New York Post

Brand-ing problems

Comic Russell Brand is up in arms over a new documentar­y about his wild life

- — Sara Stewart

BRITISH comedian Russell Brand is not an easy man to make a documentar­y about. But director Ondi Timoner (“Dig!”) pulled it off — much to Brand’s chagrin.

“Brand: A Second Coming,” out Friday, chronicles the comic’s recent “Messiah Complex” tour and his move toward activism, including his YouTube show “The Trews,” in which British residents of a low-income housing complex fight off a corporatio­n’s bid to kick them out.

But “Brand” also documents the manic funnyman’s less savory past: Heroin, sex addiction, celebrity and being Mr. Katy Perry.

Brand was none-too-thrilled with the portrayal.

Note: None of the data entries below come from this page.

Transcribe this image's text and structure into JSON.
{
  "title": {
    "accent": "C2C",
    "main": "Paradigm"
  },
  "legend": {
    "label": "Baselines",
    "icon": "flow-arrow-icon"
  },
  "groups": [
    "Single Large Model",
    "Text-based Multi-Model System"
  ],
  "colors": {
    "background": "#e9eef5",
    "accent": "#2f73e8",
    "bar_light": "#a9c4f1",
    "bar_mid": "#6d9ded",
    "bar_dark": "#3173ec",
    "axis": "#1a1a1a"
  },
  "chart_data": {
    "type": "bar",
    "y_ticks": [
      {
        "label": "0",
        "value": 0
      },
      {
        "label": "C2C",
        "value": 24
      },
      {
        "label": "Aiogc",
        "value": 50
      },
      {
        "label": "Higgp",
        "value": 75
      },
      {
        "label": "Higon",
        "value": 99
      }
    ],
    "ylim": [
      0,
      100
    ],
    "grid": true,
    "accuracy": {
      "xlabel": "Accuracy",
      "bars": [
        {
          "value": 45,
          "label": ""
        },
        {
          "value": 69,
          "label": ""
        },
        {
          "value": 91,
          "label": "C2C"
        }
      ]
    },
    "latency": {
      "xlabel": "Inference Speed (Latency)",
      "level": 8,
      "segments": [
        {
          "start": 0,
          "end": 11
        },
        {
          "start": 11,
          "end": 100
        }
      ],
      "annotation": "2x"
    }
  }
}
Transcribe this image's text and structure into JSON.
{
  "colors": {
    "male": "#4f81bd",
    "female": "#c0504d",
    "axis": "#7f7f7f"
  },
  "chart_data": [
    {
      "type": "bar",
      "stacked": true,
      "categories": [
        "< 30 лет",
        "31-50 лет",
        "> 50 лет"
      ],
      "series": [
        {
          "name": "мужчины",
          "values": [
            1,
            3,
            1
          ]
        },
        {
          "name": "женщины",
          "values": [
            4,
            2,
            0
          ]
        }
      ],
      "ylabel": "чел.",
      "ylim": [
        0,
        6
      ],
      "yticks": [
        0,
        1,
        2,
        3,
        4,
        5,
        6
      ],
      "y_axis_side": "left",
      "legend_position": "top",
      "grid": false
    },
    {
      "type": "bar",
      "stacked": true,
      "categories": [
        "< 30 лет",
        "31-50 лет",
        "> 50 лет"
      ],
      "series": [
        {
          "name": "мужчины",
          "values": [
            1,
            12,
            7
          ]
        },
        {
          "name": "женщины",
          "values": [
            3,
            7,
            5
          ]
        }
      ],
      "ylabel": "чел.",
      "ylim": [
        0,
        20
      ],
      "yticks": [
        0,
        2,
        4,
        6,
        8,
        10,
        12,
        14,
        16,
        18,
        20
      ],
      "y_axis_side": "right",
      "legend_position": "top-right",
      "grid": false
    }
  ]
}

“He was scared that it would derail his mission,” Timoner, 42 and based in Los Angeles, says. “This movie raises the past and questions his motives, because it needs to not be a puff piece. But he’s a manwho’s willing to take great risks. I don’t think it’s diluted because I show him scared in a bathroom, or admitting that he’s a narcissist.”

Brand agreed to be part of the film in 2012, but shooting did not go smoothly.

“We had several fights, one where I said something sarcastic at the wrong moment, and it was the night before our big interview, and I didn’t know if he was going to show up,” says the filmmaker.

This past spring, the “Get Him to the Greek” star bailed on the doc’s premiere, telling his director in typically verbose fashion that “we should have agreed, when we knew it would be about me, that my being unable to attend would be a foregone conclusion.”

But while her subject isn’t supporting the movie, Timoner stands by it. “It really gets people talking and thinking,” she says. “I hope people will pay attention, even if Russell Brand isn’t standing on a red carpet, waving.”